Une accusation que récuse l’activiste Pierre Rigaux : “On ne pointe personne en tant qu’individu. Je comprends que ces éleveurs aient l’impression de faire mieux que les autres. Mais c’est cet élevage industriel qui est incompatible par nature avec le bien-être animal”, affirme-t-il.

Pourtant, l’industrie agro-alimentaire reçoit parfois les félicitations des ONG spécialisées dans le bien-être animal. C’est le cas du projet “Lapin et Bien”, présenté, dès l’annonce de sa création, comme “une révolution pour la filière cunicole, en France comme en Europe” par Compassion in World Farming (CIWF) : “Aucun mode d’élevage au sol n’est allé aussi loin que celui-ci, à notre connaissance”déclarait en 2019 Amélie Legrand, responsable des affaires agro-alimentaires.

Voilà l’ONG aux côtés des agroindustriels pour les accompagner dans la “transition alimentaire” qu’elle appelle de ses vœux.

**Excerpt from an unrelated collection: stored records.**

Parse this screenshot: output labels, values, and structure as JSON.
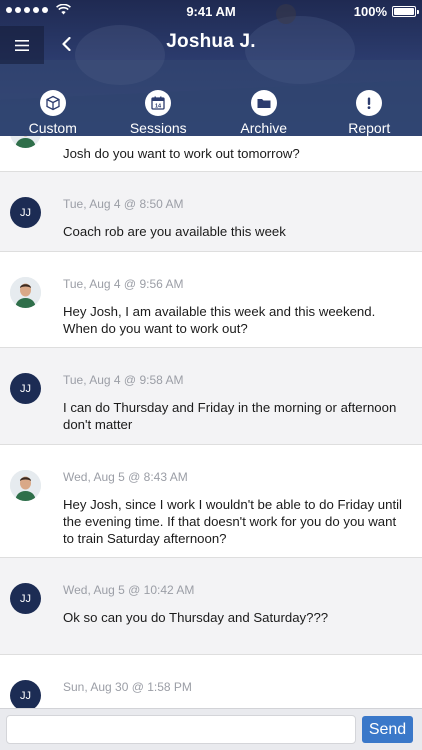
{
  "status_bar": {
    "time": "9:41 AM",
    "battery": "100%"
  },
  "header": {
    "title": "Joshua J."
  },
  "tabs": [
    {
      "label": "Custom",
      "icon": "cube-icon"
    },
    {
      "label": "Sessions",
      "icon": "calendar-icon",
      "badge": "14"
    },
    {
      "label": "Archive",
      "icon": "folder-icon"
    },
    {
      "label": "Report",
      "icon": "alert-icon"
    }
  ],
  "messages": [
    {
      "avatar": "photo",
      "time": "",
      "text": "Josh do you want to work out tomorrow?"
    },
    {
      "avatar": "JJ",
      "time": "Tue, Aug 4 @ 8:50 AM",
      "text": "Coach rob are you available this week"
    },
    {
      "avatar": "photo",
      "time": "Tue, Aug 4 @ 9:56 AM",
      "text": "Hey Josh, I am available this week and this weekend. When do you want to work out?"
    },
    {
      "avatar": "JJ",
      "time": "Tue, Aug 4 @ 9:58 AM",
      "text": "I can do Thursday and Friday in the morning or afternoon don't matter"
    },
    {
      "avatar": "photo",
      "time": "Wed, Aug 5 @ 8:43 AM",
      "text": "Hey Josh, since I work I wouldn't be able to do Friday until the evening time. If that doesn't work for you do you want to train Saturday afternoon?"
    },
    {
      "avatar": "JJ",
      "time": "Wed, Aug 5 @ 10:42 AM",
      "text": "Ok so can you do Thursday and Saturday???"
    },
    {
      "avatar": "JJ",
      "time": "Sun, Aug 30 @ 1:58 PM",
      "text": ""
    }
  ],
  "composer": {
    "value": "",
    "placeholder": "",
    "send_label": "Send"
  },
  "colors": {
    "header": "#2c3c6e",
    "avatar": "#1c2c54",
    "send": "#3a78c9",
    "alt_row": "#f3f3f5"
  }
}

CIWF raconte avoir été “sollicité pour échanger sur les orientations techniques” retenues par les trois entreprises à l’origine de “Lapin et Bien”. L’initiative a été récompensée, la même année, par le “trophée de l’innovation en élevage de lapins” décerné par l’ONG.

Nous avons tenté de joindre CIWF. Elle n’a, pour l’heure, pas répondu à nos sollicitations.